Но Дитте по некоторым соображениям не хотелось обращаться к Лэборгу, она предпочитала иметь дело с совершенно чужими людьми.
После обеда она вышла и вернулась час спустя в большом волнении. Она побывала в магазине, где продавались швейные машины в рассрочку, с погашением долга еженедельными взносами.
— Знаете, бабушка, мне дают чудесную машину, — с восторгом заявила она. — Самую лучшую, какая нашлась в магазине. Они говорили, что могли бы продать мне и похуже, это было бы куда выгоднее, но они на это не пошли. Разве это не благородно с их стороны? Она обойдется мне в двести крон, при еженедельном взносе по четыре кроны, — через год она будет моей собственностью. Тут и проценты присчитаны, — наличными деньгами она стоит сто пятьдесят крон. Разве я не дешево сторговала?

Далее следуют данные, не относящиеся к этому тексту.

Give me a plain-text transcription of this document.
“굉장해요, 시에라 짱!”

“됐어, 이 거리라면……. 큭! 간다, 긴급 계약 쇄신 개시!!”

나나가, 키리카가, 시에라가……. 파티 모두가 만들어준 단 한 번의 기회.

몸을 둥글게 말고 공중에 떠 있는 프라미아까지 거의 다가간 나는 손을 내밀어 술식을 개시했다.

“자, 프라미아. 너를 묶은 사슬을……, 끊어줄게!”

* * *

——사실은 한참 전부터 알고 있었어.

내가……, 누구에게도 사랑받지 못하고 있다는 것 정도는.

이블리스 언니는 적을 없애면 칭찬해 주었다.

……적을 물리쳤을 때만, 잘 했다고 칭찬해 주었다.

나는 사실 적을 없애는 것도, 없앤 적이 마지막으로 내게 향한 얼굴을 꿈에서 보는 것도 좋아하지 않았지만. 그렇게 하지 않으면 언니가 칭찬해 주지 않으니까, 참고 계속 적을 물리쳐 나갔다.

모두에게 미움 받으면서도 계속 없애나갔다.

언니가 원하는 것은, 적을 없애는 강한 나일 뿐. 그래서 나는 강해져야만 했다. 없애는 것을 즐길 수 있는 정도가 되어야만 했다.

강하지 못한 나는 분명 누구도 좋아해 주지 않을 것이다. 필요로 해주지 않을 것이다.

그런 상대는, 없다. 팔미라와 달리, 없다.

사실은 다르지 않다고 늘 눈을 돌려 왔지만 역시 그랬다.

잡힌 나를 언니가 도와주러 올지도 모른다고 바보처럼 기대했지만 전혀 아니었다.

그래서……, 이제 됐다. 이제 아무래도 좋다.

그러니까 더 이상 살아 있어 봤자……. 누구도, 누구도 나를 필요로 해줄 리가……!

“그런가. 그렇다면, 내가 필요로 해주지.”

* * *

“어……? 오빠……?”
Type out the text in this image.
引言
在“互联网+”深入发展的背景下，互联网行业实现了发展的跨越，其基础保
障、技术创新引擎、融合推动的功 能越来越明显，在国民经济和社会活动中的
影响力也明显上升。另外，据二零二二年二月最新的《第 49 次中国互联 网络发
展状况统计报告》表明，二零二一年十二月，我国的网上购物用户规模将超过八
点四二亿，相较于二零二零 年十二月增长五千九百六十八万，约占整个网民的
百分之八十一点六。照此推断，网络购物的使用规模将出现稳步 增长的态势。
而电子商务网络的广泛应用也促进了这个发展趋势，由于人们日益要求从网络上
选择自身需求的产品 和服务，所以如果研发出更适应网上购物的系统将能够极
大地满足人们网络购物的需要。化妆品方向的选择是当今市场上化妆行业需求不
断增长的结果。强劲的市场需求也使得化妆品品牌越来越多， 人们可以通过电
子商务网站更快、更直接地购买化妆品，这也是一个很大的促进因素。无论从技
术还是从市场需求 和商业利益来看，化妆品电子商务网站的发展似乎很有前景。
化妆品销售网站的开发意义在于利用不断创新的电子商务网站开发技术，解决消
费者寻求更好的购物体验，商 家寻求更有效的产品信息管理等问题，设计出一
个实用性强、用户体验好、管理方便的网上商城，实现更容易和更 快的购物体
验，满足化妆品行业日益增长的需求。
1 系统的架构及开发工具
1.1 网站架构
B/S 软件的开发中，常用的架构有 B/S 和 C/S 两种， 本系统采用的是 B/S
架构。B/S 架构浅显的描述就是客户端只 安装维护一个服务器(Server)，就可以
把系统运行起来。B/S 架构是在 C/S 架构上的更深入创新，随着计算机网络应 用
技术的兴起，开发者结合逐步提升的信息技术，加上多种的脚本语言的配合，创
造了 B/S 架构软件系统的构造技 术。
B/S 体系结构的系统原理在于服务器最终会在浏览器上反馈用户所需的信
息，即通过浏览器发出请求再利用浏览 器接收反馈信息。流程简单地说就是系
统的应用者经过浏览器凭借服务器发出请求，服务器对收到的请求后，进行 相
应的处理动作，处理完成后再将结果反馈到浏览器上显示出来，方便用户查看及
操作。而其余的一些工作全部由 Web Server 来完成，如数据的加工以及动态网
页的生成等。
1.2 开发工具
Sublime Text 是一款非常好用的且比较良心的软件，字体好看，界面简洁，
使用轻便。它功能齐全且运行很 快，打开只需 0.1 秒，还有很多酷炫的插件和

— Конечно, если она стоит дороже, — сухо ответила старуха. Она вовсе не обрадовалась.
Уже к вечеру машину доставили. Она оказалась не совсем новой, вообще это была не та машина, которую Дитте выбирала. Но она была в порядке, хорошо шипа и — раз уже стояла на месте, то… Белошвейка приходила ее проверить, и покупку спрыснули чашкой кофе. Теперь только оставалось выплачивать еженедельно по четыре кроны, но это пустяки, была бы работа! Дитте с надеждой смотрела в будущее.
Теперь она стала работать дома, получая от белошвейки дюжинами выкроенные и сметанные воротнички, которые оставалось только сшивать. Крону в день о на уже могла зарабатывать, не запуская при этом своего домашнего хозяйства. Но, разумеется, на это просуществовать нельзя. Надо заручиться заказами непосредственно из бельевого магазина. И фрекен Йенсен обещала порекомендовать Дитте самому хозяину, как только она хорошенько научится шить.

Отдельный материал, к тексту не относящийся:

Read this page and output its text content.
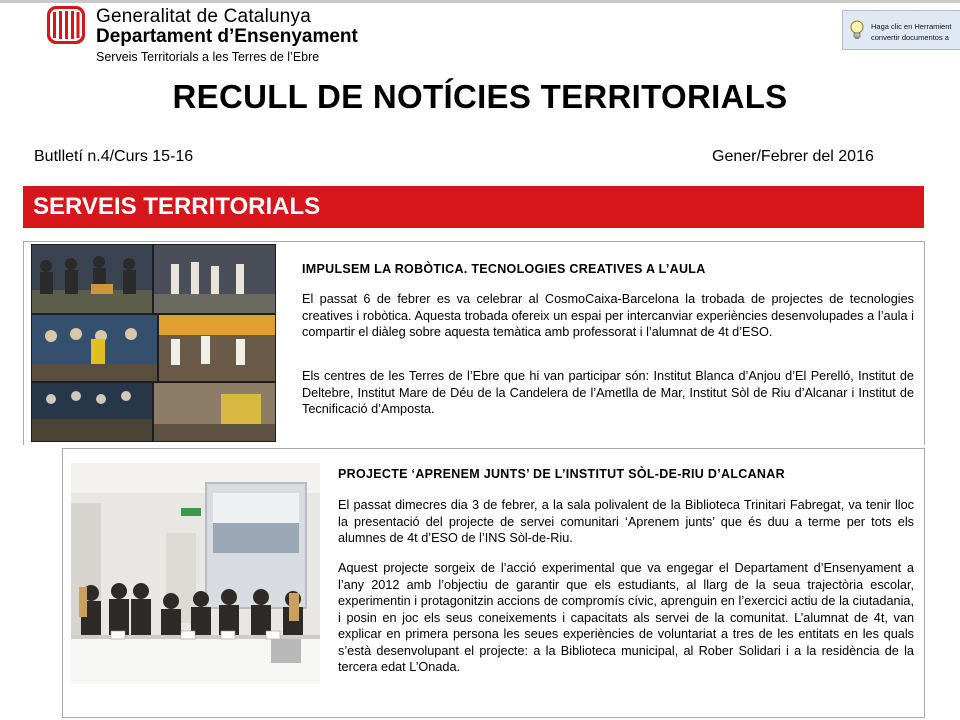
Generalitat de Catalunya
Departament d’Ensenyament
Serveis Territorials a les Terres de l’Ebre
Haga clic en Herramient
convertir documentos a
RECULL DE NOTÍCIES TERRITORIALS
Butlletí n.4/Curs 15-16	Gener/Febrer del 2016
SERVEIS TERRITORIALS
IMPULSEM LA ROBÒTICA. TECNOLOGIES CREATIVES A L’AULA
El passat 6 de febrer es va celebrar al CosmoCaixa-Barcelona la trobada de projectes de tecnologies creatives i robòtica. Aquesta trobada ofereix un espai per intercanviar experiències desenvolupades a l’aula i compartir el diàleg sobre aquesta temàtica amb professorat i l’alumnat de 4t d’ESO.
Els centres de les Terres de l’Ebre que hi van participar són: Institut Blanca d’Anjou d’El Perelló, Institut de Deltebre, Institut Mare de Déu de la Candelera de l’Ametlla de Mar, Institut Sòl de Riu d’Alcanar i Institut de Tecnificació d’Amposta.
PROJECTE ‘APRENEM JUNTS’ DE L’INSTITUT SÒL-DE-RIU D’ALCANAR
El passat dimecres dia 3 de febrer, a la sala polivalent de la Biblioteca Trinitari Fabregat, va tenir lloc la presentació del projecte de servei comunitari ‘Aprenem junts’ que és duu a terme per tots els alumnes de 4t d’ESO de l’INS Sòl-de-Riu.
Aquest projecte sorgeix de l’acció experimental que va engegar el Departament d’Ensenyament a l’any 2012 amb l’objectiu de garantir que els estudiants, al llarg de la seua trajectòria escolar, experimentin i protagonitzin accions de compromís cívic, aprenguin en l’exercici actiu de la ciutadania, i posin en joc els seus coneixements i capacitats als servei de la comunitat. L’alumnat de 4t, van explicar en primera persona les seues experiències de voluntariat a tres de les entitats en les quals s’està desenvolupant el projecte: a la Biblioteca municipal, al Rober Solidari i a la residència de la tercera edat L’Onada.
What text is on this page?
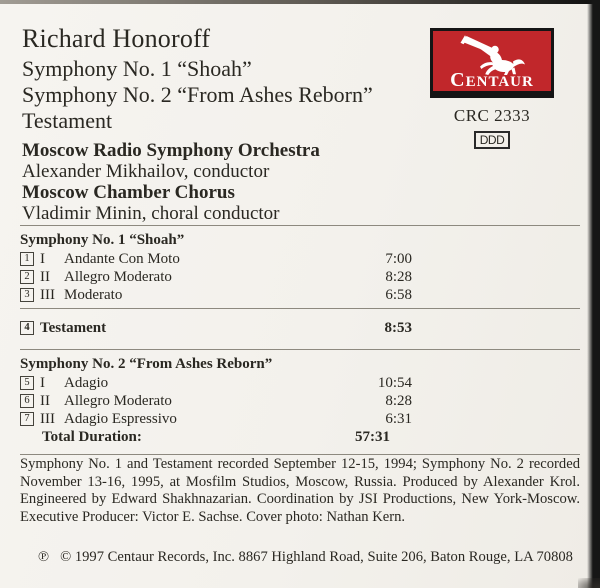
Richard Honoroff
Symphony No. 1 “Shoah”
Symphony No. 2 “From Ashes Reborn”
Testament
Moscow Radio Symphony Orchestra
Alexander Mikhailov, conductor
Moscow Chamber Chorus
Vladimir Minin, choral conductor
CENTAUR
CRC 2333
DDD
Symphony No. 1 “Shoah”
1 I	Andante Con Moto	7:00
2 II Allegro Moderato	8:28
3 III Moderato	6:58
4 Testament	8:53
Symphony No. 2 “From Ashes Reborn”
5 I	Adagio	10:54
6 II Allegro Moderato	8:28
7 III Adagio Espressivo	6:31
Total Duration:	57:31
Symphony No. 1 and Testament recorded September 12-15, 1994; Symphony No. 2 recorded November 13-16, 1995, at Mosfilm Studios, Moscow, Russia. Produced by Alexander Krol. Engineered by Edward Shakhnazarian. Coordination by JSI Productions, New York-Moscow. Executive Producer: Victor E. Sachse. Cover photo: Nathan Kern.
℗ © 1997 Centaur Records, Inc. 8867 Highland Road, Suite 206, Baton Rouge, LA 70808
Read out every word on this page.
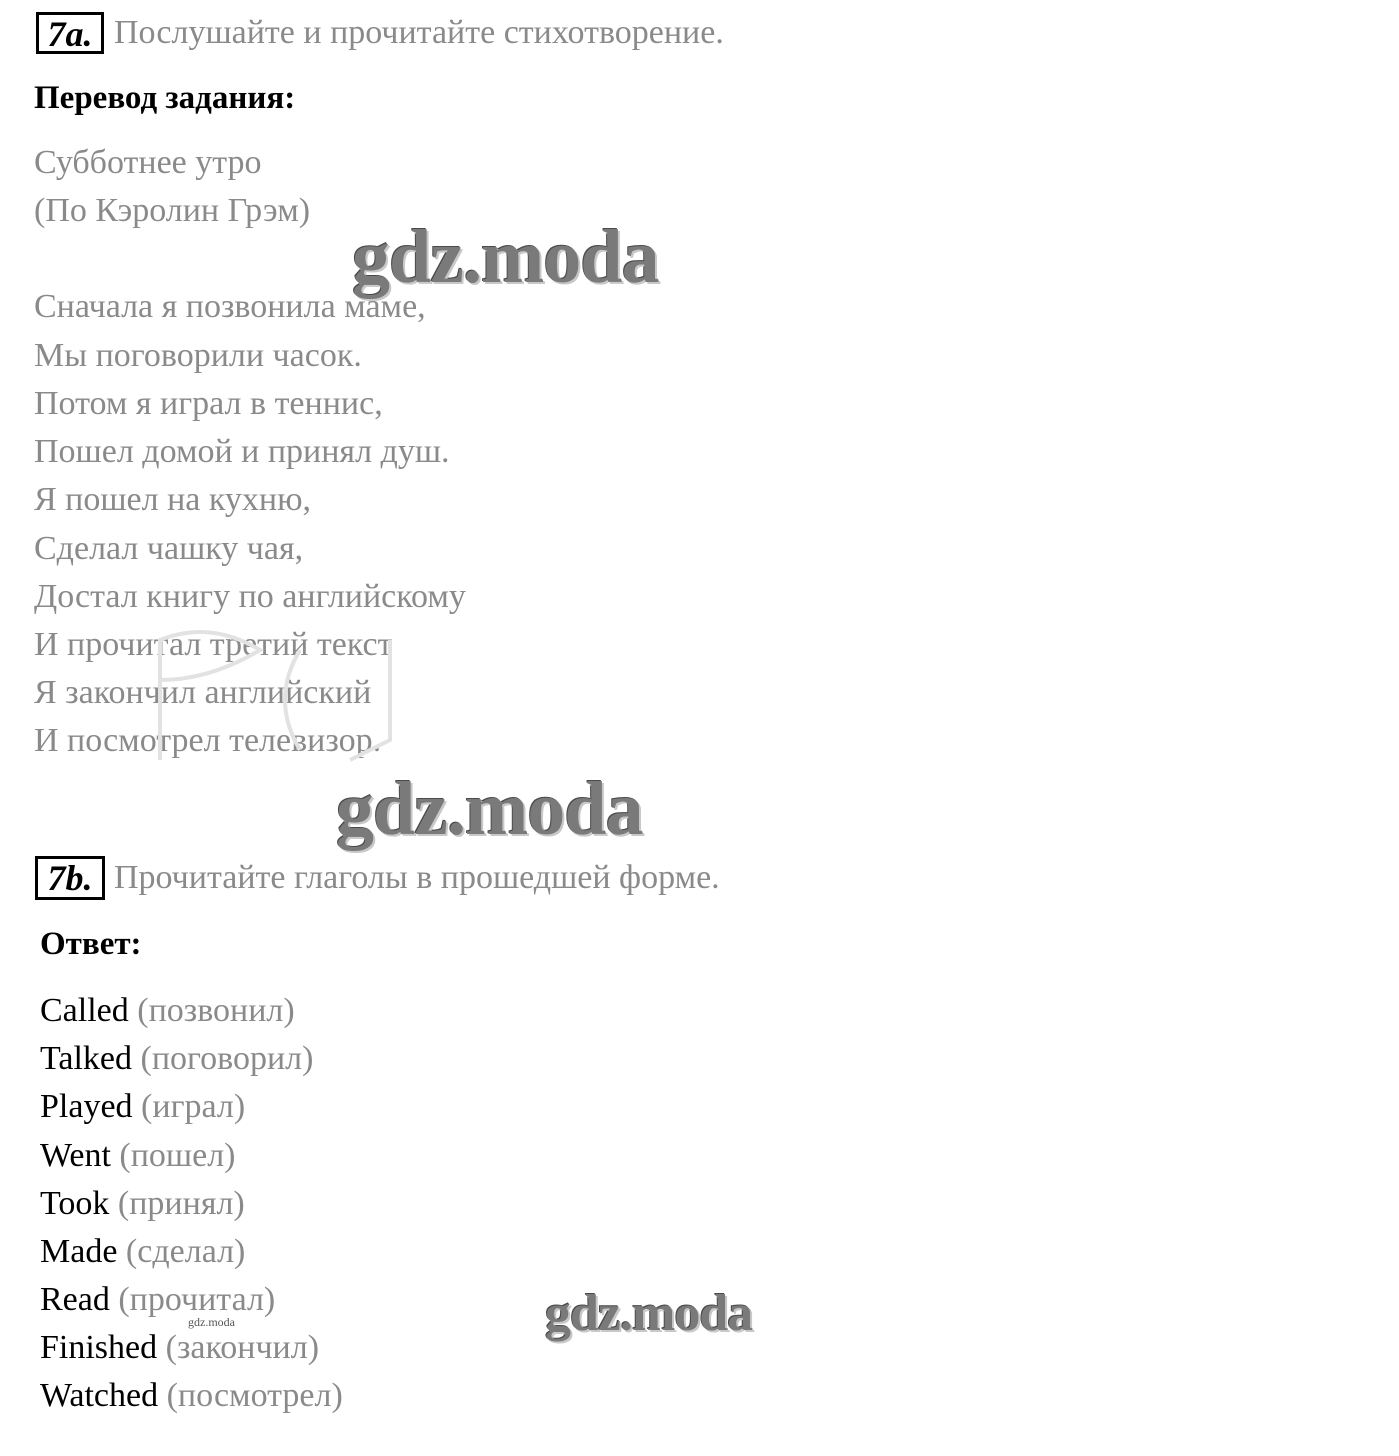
7a. Послушайте и прочитайте стихотворение.
Перевод задания:
Субботнее утро
(По Кэролин Грэм)
Сначала я позвонила маме,
Мы поговорили часок.
Потом я играл в теннис,
Пошел домой и принял душ.
Я пошел на кухню,
Сделал чашку чая,
Достал книгу по английскому
И прочитал третий текст
Я закончил английский
И посмотрел телевизор.
gdz.moda
gdz.moda
7b. Прочитайте глаголы в прошедшей форме.
Ответ:
Called (позвонил)
Talked (поговорил)
Played (играл)
Went (пошел)
Took (принял)
Made (сделал)
Read (прочитал)
Finished (закончил)
Watched (посмотрел)
gdz.moda
gdz.moda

Старуха Расмуссен ходила понурив голову, и, видимо, была чем-то удручена, стала больше держаться особняком. Как-то Дитте застала старуху в ее чуланчике всю в слезах. Оказалось, все из-за этой швейной машины!

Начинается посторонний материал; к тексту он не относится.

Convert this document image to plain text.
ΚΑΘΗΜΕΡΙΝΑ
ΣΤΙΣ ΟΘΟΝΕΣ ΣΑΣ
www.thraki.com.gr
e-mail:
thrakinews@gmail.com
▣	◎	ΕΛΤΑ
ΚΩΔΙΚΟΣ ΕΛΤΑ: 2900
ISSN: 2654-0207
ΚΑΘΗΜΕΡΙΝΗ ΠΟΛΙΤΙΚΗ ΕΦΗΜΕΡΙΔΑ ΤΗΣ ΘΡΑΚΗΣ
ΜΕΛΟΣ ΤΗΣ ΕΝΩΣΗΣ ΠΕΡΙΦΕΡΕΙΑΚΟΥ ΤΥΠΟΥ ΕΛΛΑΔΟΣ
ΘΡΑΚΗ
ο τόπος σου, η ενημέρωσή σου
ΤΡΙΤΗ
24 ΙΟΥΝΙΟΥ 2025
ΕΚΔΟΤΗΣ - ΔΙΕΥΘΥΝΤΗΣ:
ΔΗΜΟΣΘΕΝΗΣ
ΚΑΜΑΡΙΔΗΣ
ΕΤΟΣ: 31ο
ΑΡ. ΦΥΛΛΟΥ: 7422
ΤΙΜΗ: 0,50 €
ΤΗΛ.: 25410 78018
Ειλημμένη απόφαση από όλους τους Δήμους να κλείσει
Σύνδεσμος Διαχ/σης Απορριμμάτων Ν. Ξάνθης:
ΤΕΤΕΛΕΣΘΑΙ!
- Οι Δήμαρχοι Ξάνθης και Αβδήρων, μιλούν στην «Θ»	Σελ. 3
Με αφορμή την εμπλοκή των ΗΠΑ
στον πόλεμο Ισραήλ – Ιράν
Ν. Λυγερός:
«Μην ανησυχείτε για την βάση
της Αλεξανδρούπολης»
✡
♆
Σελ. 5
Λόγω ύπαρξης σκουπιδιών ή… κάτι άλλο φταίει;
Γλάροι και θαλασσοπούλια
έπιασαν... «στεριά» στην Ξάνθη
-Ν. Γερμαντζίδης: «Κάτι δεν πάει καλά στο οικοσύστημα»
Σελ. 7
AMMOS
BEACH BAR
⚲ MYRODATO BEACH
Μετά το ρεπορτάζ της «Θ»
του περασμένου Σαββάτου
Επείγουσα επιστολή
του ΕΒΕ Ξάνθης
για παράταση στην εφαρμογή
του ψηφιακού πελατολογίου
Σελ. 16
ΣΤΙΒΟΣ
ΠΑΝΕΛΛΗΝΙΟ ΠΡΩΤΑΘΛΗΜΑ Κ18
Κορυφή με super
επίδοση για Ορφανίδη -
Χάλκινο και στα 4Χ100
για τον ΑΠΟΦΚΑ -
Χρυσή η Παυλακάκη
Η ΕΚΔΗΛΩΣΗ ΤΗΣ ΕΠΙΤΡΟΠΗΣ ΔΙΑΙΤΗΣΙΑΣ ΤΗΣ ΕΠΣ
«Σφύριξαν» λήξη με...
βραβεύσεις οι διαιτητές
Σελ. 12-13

— Теперь бедной старухе нечего больше делать на белом свете, — всхлипывала она. — А она так привязана к малышам!
— Да что вы, бабушка, что это вам вздумалось? — Дитте сама была готова заплакать. — Вам непременно придется помогать мне по хозяйству, разве я иначе справлюсь? А когда я начну работать самостоятельно, вам надо будет помогать мне и в работе — сметывать воротнички и тому подобное.
Старуха снова повеселела и стала опять приходить вместе с ребятишками, когда те забегали к ной, чтобы позвать ее к столу. А то последнее время она все сидела у себя, боясь быть в тягость.